Изменить стиль страницы

Они вышли, как было предусмотрено хорошо продуманной программой, прогуляться по саду, наблюдаемые издали дюжиной сотрудников безопасности, и упражнялись в светской беседе. Джон Мейджор, как оказалось, любил оперу и крикет – и то, и другое было абсолютно чуждо Джону. И о проблемах разведения павлинов ему нечего было сказать, так что они хвалили не по сезону хорошую погоду и уверяли друг друга, как им приятно познакомиться. Потом премьер-министр высказал, что Его Королевское Высочество принц Уэльский выказал свою заинтересованность в том, чтобы познакомиться с ним.

– Он настоятельно просил меня приветствовать вас от его имени, – добавил глава британского правительства, – но было бы хорошо, чтобы он мог вас как-нибудь пригласить.

Джон кивнул.
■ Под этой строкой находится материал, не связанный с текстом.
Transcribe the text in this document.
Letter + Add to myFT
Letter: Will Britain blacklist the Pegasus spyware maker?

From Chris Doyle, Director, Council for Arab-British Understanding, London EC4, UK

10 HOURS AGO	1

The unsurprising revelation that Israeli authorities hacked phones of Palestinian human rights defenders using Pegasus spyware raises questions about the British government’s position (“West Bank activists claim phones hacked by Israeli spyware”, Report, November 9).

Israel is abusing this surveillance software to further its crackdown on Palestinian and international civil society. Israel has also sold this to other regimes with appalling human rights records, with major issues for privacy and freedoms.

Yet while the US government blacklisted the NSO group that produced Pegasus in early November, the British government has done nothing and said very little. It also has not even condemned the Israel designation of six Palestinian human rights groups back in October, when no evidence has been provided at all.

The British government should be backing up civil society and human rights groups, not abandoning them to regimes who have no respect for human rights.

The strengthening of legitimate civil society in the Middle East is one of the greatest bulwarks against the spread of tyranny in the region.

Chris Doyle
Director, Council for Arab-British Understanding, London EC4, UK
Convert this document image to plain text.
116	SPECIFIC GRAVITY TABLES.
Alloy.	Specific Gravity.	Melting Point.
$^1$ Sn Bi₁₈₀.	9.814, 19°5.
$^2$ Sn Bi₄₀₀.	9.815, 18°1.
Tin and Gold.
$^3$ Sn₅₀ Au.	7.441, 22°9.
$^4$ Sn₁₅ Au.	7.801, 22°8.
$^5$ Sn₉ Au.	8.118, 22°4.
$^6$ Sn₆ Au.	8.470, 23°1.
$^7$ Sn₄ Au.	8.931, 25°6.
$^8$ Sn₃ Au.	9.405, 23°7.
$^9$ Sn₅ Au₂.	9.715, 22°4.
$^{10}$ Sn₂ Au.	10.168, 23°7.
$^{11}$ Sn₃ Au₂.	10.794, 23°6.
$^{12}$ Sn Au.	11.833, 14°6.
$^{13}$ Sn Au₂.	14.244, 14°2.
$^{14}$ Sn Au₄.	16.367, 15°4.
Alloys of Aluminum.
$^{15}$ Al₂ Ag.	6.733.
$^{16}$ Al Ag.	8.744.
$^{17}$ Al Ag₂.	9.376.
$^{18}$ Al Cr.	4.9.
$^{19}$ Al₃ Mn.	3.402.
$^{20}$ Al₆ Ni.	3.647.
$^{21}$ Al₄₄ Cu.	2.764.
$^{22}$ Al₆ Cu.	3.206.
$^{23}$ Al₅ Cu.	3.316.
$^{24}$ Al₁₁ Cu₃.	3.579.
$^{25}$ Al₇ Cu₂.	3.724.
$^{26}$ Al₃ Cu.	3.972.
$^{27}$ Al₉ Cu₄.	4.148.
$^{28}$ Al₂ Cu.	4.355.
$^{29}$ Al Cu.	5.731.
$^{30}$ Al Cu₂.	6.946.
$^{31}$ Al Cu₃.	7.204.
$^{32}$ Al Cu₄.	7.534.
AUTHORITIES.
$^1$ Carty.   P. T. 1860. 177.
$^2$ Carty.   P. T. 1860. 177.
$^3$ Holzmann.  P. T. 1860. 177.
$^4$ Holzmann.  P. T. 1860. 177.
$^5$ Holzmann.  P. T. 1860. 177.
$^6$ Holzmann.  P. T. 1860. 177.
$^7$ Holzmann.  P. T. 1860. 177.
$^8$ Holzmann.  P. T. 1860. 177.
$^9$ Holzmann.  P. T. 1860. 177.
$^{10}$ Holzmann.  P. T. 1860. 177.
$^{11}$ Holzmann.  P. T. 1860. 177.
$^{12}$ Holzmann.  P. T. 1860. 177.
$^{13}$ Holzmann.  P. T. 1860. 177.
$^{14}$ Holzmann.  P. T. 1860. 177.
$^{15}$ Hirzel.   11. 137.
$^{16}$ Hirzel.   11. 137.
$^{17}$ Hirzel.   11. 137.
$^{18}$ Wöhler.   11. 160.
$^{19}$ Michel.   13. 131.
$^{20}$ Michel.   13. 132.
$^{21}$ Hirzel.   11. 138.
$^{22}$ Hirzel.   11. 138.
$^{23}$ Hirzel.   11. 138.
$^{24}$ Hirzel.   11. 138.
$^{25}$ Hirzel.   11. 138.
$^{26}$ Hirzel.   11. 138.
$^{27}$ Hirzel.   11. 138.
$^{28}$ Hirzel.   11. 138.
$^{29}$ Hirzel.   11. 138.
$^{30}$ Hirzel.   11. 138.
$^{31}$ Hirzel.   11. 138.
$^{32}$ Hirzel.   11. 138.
Они обсуждали с Маккейном, не пригласить ли вместо премьер-министра престолонаследника, но Маккейн был против. «Это было бы вызовом общественности. Не то что мы не можем себе это позволить, я даже могу предположить, что принц Чарлз принял бы приглашение – однако этим мы слишком рано раскрыли бы истинное соотношение сил».

Полчаса спустя прибыли остальные гости. Издательница видного ежемесячного журнала 20th Century Observer, Виктория Хольден, которую называли «великой старой дамой высокой журналистики», приехала из Лондона поездом, и Джон послал за ней машину на вокзал. Одновременно с ней прибыл Алан Смит, издатель популярной газеты The Sun, которая на журналистской шкале качества располагалась на конце, противоположном Observer. Несмотря на это, оба приветствовали друг друга как старые добрые друзья. Вскоре после них появился британский корреспондент Washington Post, поджарый молодой человек по имени Дэвид Моди, рукопожатие которого Джон чувствовал еще пять минут после него, и наконец появился лорд Питер Робурн, знаменитый журналист: несколько раз заглохнув и заставив телохранителей нервно хвататься за пиджаки, он с чиханьем мотора перевалил через холм на груде металлолома «Астон Мартин», бесцеремонно припарковался рядом с благородными лимузинами и вышел в растянутых твидовых лохмотьях, как будто только что явился с охоты. Все формы и нормы приличия он, казалось, давно послал к черту.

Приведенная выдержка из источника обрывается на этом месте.